Видно было, что Бабка боится. Когда их догнали муры, она была абсолютно спокойной. А тут… Даже побледнела слегка.
Короткий протянул Пашке снайперку, а сам вооружился акээмом.
Сидели в темноте и тишине минут десять.
Наконец Бабка выдохнула:
— Уф. Уходят… Уходят в сторону Черновки. Жрать пошли, твари небожии. Ещё немного подождём и тоже будем ужинать.
И тут же взвилась:
— А, мать твою! Каша!
Рванулась на кухню.
Оттуда понеслись маты и проклятия. Мужики двинулись за ней.
— Ну, что?
— Пригорела, — огорченная Бабка выключила газплиту.
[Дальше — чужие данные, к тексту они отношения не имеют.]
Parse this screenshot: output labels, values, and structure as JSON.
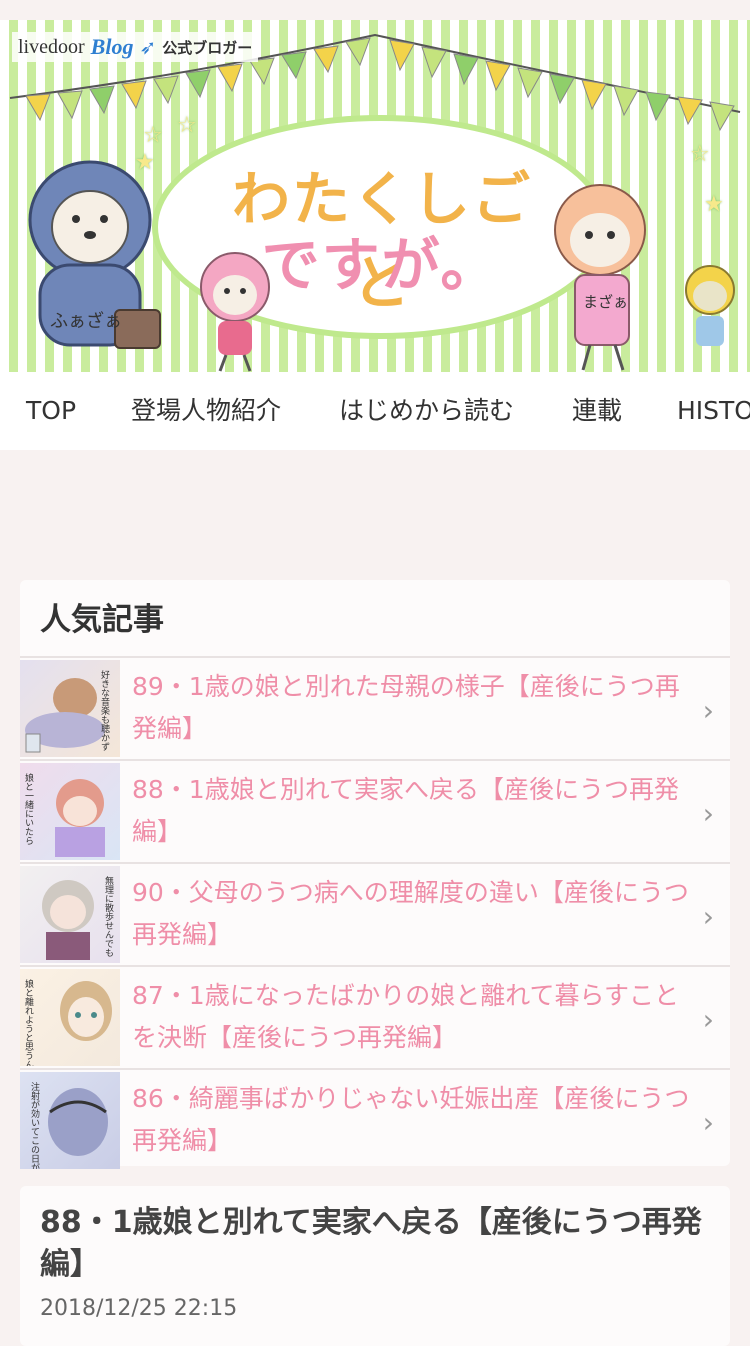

Шило приподнял крышку, понюхал.
— Да чё ты паникуешь? Нормальная каша.
— Точно — нормальная?
— Да ладно тебе. Накладывай, давай.
Пашка предложил:
— Давайте наверху у Марии поедим. А то ей скучно будет.
Все согласились.
Пашка достал из рюкзака свой армейский котелок. Мужики посмотрели на него и тоже полезли в рюкзаки. И только Маше положили кашу на фарфоровую тарелку.
Бабка поставила на газ чайник литра на три, и, прихватив кастрюлю с варевом, поднялась следом за мужиками.
Машка проснулась и попыталась сесть, но охнула, сморщилась.
— Лежи, Машенька, лежи, — захлопотал Павел. Подсунул ей под голову ещё одну подушку, подсел с тарелкой и ложкой на край кровати. Нагрёб каши с краю, чтобы не горячо, ещё и подул и поднёс к Машкиным губам.
— Давай, золотце.
Она застеснялась.
— Может, я сама.
— Ты уже попробовала «сама», — укорила Бабка, — ешь, пока есть кому кормить.
Мария прожевала.
— Ну, как? — поинтересовался Пашка.
— Странная каша. Но вкусная.
— А! Что я говорила! — хмыкнула Бабка.